Get accurate models to faster time to value with the HPE ML Development System
The system also helps improve model accuracy faster with state-of-the-art distributed training, automated hyperparameter optimization, and neural architecture search, which are key to ML algorithms.
The HPE Machine Learning Development System offers optimized compute, accelerated compute, and interconnect, which are key performance factors for efficiently scaling models for a mix of workloads, starting from a small configuration of 32 GPUs up to a configuration larger than 256 GPU. In a small configuration of 32 GPUs, the HPE ML Development System delivers approximately 90% scaling efficiency for workloads such as natural language processing (NLP) and computer vision. Additionally, based on internal testing, the HPE ML Development System with 32 GPUs delivers up to 5.7 times the speed for a PLN workload compared to solutions containing the same 32 GPUs but with one less interconnect. efficient.

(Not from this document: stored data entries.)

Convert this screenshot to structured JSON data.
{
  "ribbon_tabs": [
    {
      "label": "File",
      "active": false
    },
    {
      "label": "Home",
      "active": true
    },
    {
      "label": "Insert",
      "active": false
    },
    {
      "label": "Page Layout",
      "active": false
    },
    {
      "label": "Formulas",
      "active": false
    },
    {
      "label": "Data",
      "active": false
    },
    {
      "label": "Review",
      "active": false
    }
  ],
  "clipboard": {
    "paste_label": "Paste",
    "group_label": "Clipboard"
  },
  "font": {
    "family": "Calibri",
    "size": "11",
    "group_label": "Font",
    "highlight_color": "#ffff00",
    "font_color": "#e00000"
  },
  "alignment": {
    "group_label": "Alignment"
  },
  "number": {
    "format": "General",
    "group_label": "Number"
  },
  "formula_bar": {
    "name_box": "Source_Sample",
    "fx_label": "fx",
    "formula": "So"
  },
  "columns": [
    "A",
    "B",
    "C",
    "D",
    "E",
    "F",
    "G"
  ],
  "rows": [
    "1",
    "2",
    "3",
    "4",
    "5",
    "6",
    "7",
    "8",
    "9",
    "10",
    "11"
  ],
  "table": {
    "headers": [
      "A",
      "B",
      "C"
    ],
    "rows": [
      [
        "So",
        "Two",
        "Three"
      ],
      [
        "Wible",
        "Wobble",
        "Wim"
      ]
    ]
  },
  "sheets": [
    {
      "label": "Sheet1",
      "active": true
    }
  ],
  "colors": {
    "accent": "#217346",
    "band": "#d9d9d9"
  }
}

The HPE ML Development System is offered as an integrated solution that provides a fully installed and preconfigured AI infrastructure for turnkey model development and training at scale. As part of our offering, HPE Pointnext Services will provide on-site software installation and configuration, allowing users to immediately deploy and train ML models for faster, more accurate insights from their data.
The HPE ML Development System is offered from a basic configuration as a small building block, with options to grow and increase the configuration. The base configuration has these elements:
- Optimized AI infrastructure using the system HPE Apollo 6500 Gen10 to provide massive and specialized compute capabilities for training and optimizing AI models, starting with 8 NVIDIA A100 80GB GPUs for accelerated computing.
- Precise, centralized monitoring and management arrangement for optimal performance with HPE Performance Cluster Management a system management software solution.
- Tools to monitor and manage system components using HPE ProLiant DL325 servers and Ethernet switch Aruba CX-6300 of 1 Gb.